Она все время меня отчитывала, причем, знаете, по самым мелким поводам, даже если куртку я до конца не застегивал, и было в этом что-то такое беззащитное, как в девочке, которая играет мамку в "Дочки-матери". Хотя бесилово у нее иногда было знатное, аж тряслась. Я думаю, мединститут частенько людям мозги взъебывает. Во всяком случае, Люси рассказывала всякие ужасы про то, как они шили трупы, и за это я прозвал ее трупной швеей.
Такое чистое было чувство, классное, молодое-зеленое, но искреннее, и химозный "Амаретто", и черный снег, и пустые вагоны метро утром — все это стало для меня символом моей первой серьезной любви и приобрело огромное значение, которого другим людям в черном снеге никогда не увидеть.
Если когда-нибудь Бог с меня спросит, я ему так и скажу:
— Я любил и не забуду.
А вроде как он так и сказал: любите друг друга. Я любил, любил, и это было прекрасно.

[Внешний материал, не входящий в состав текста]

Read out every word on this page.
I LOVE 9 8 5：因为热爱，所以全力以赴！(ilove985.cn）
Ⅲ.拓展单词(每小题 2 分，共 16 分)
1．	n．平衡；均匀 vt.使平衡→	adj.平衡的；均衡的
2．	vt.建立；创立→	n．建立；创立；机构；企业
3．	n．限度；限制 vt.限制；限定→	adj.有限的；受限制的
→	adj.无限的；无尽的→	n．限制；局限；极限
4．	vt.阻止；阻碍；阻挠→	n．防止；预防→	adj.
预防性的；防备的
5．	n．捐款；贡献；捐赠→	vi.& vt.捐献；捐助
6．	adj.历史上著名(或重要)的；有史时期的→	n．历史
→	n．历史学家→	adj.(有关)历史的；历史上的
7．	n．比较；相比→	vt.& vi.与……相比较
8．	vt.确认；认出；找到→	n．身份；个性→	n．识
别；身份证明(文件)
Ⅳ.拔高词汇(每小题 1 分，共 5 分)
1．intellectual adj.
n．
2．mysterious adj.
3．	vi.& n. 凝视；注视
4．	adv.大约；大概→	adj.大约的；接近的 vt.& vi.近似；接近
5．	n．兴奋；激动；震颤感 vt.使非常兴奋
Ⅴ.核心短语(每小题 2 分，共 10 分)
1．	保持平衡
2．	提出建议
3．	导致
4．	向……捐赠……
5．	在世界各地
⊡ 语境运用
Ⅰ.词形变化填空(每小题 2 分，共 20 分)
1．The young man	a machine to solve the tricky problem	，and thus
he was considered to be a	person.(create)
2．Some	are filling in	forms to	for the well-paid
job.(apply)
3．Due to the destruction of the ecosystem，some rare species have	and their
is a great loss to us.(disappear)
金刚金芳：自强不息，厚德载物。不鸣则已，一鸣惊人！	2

Значит, работает этот рецепт, значит из него можно сварганить какой-никакой, а все-таки пирог. Ну, типа жизнь свою, да? Поняли метафору?
Ну это ничего, что не навсегда. А что у нас в жизни навсегда-то, если уж так? Она и сама ненадолго.
Как-то позвонил я мамочке своей и сказал:
— У меня есть невеста.
Спизданул просто, если честно, мы не то что о свадьбе не говорили, а вообще будущее очень смутно себе представляли. Тут что завтра будет лучше не гадать, какая уж свадьба.
— Красавица? — спросила меня мамочка, и даже как-то по-человечески, заинтересованно так.
— Очень, — ответил я.
— Очень красавица, — передразнила она меня. — Если залетит твоя красавица, на меня не рассчитывай, мне выблядки не нужны.
— Да кто на тебя рассчитывает, дура старая, — сказал я. — Лишь бы под себя не ссалась, и то хлеб уже.
Как трубку положил, так легко у меня на сердце стало, пошел и купил пожрать моим китайцам, а Горби игрушку — резиновую мышку с радужным перышком на спинке. И такая красота стала жизнь, заебись просто.
Полет нормальный, подумал я, а, может, и высший класс даже. Покорил Москву-сучку, сладил со всем, красавец я.
Ну как меня можно не любить?
Вопль седьмой: Сошествие во ад
Жил-не тужил, а дальше, может, авитаминоз, а, может, тяжелая работа стала брать свое, и как-то все потихоньку скатилось к невероятной усталости и рутинной, унылой, бесконечной хуете. Оказалось, что жизнь у меня тошнотная, что я встаю с петухами, провожу бессмысленный, вызывающий надсадную головную боль, день, прихожу домой, ложусь на кровать с Жуй Феем и очень стараюсь не сдохнуть.